To summarize, our mind is like a field. Engaging in the preparatory practices is like preparing the field by removing obstacles caused by past negative actions, making it fertile with merit, and watering it with the blessings of the holy beings. Contemplation and meditation are like sowing good seeds, and dedication and subsequent practice are the methods for ripening our harvest of Dharma realizations.

Lamrim instructions are not given merely for the sake of intellectual understanding of the path to enlightenment. They are given to help us to gain deep experience, and should therefore be put into practice. If we train our mind in these meditations every day, eventually we shall gain perfect realizations of all the stages of the path. Until we have reached this stage, we should not tire of listening to oral teachings on Lamrim or reading authentic Lamrim commentaries, and then contemplating and meditating on these instructions. We need continually to expand our understanding of these essential topics and to use this new understanding to enhance our regular meditation.
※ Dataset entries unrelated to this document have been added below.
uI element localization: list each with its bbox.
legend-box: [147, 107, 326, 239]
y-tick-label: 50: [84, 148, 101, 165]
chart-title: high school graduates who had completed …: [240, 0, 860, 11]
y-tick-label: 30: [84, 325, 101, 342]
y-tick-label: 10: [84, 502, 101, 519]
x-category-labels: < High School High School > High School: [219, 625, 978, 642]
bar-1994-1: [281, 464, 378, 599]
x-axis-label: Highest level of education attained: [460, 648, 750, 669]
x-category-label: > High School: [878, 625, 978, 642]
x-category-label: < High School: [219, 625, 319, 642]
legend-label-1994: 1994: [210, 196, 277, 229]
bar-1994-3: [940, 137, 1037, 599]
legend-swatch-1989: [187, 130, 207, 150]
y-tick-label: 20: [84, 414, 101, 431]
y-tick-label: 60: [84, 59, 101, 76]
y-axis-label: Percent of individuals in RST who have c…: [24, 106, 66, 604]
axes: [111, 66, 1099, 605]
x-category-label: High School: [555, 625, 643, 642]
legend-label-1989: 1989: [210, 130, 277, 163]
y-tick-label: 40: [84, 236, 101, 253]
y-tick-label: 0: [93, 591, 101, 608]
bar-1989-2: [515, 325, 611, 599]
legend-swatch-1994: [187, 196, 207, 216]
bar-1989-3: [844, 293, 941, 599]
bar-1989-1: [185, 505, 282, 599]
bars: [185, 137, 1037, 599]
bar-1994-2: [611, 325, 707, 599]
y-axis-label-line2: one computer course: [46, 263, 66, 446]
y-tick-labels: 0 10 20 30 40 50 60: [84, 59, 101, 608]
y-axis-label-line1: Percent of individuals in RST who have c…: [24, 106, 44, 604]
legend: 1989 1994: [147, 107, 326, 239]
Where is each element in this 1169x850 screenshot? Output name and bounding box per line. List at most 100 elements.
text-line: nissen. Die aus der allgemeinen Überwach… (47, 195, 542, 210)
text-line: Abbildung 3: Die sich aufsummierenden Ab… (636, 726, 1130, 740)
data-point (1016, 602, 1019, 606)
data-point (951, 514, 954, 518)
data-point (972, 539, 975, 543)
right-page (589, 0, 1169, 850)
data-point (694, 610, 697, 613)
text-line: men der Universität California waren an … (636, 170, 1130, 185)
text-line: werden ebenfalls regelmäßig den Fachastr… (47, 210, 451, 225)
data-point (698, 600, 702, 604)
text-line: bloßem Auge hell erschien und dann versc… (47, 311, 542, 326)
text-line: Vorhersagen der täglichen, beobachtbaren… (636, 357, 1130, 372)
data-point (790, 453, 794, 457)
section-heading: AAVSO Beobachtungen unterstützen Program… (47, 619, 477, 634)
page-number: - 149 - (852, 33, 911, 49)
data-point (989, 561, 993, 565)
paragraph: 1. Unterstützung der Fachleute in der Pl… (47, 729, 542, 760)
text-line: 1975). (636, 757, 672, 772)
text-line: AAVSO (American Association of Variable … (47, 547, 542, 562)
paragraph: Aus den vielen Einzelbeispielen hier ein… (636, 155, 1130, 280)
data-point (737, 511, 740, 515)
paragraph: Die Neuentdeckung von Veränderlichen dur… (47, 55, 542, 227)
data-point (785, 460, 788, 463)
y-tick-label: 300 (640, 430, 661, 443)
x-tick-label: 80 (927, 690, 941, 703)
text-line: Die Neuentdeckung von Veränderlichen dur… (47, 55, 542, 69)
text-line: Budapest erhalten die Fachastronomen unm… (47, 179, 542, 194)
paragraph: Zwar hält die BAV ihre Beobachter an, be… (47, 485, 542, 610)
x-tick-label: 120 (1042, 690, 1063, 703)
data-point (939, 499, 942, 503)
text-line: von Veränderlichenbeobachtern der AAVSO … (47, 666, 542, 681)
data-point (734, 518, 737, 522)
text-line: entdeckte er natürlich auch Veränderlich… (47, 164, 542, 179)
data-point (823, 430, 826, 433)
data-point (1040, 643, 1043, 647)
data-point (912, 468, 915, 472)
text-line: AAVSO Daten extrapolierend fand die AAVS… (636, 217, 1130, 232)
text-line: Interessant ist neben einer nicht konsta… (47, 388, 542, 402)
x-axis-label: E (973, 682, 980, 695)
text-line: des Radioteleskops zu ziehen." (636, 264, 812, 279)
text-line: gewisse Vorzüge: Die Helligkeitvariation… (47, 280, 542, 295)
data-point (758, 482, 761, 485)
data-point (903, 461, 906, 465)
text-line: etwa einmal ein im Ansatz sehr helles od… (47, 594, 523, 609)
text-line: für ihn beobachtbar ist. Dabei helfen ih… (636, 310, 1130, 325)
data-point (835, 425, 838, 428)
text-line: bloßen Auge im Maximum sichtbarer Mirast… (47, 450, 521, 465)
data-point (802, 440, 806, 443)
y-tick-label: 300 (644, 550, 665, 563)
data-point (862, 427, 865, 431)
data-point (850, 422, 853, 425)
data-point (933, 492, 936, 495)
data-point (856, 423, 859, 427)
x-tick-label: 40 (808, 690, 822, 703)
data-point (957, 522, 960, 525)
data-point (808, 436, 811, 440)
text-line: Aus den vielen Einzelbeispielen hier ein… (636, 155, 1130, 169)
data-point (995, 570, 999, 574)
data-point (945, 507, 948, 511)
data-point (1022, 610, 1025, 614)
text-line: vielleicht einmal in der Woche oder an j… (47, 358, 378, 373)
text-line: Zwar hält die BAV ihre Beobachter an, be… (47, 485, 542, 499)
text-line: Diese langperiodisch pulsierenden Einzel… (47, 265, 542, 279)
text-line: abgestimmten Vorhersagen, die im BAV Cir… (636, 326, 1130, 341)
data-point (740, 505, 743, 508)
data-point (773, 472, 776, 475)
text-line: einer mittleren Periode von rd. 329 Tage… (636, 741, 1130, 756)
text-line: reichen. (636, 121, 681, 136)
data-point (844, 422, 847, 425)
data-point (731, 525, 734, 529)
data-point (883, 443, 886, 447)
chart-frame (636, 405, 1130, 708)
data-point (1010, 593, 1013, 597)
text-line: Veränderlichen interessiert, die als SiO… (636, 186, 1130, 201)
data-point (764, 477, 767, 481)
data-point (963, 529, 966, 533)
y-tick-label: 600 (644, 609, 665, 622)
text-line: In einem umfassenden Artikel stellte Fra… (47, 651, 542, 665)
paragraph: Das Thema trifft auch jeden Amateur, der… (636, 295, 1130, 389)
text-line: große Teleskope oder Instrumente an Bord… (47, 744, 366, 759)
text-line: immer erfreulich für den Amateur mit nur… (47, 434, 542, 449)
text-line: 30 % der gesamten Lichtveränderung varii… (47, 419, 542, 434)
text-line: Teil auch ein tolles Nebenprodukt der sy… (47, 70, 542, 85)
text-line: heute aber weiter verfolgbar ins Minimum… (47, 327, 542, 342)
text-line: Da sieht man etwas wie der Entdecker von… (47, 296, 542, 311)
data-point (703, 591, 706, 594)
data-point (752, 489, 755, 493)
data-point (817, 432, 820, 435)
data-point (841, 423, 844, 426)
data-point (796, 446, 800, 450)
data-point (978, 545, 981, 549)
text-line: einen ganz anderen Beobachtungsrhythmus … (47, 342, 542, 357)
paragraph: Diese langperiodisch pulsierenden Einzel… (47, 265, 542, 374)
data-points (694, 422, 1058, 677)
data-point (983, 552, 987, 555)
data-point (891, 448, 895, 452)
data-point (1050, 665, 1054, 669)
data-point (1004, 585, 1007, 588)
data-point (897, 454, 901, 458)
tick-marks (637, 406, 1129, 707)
If we genuinely wish to gain experience of the stages of the path, we should try to meditate every day. On the first day we can meditate on our precious human life, on the second day we can meditate on death and impermanence, and so on, until we complete the whole cycle in twenty-one days. Then we can begin again. Between sessions, we should try to remain mindful of the instructions on subsequent practice. Occasionally, when we have the opportunity, we should do a retreat on Lamrim. A suggested retreat schedule is given in Appendix IV. By practising like this, we use our whole life to further our experience of the stages of the path.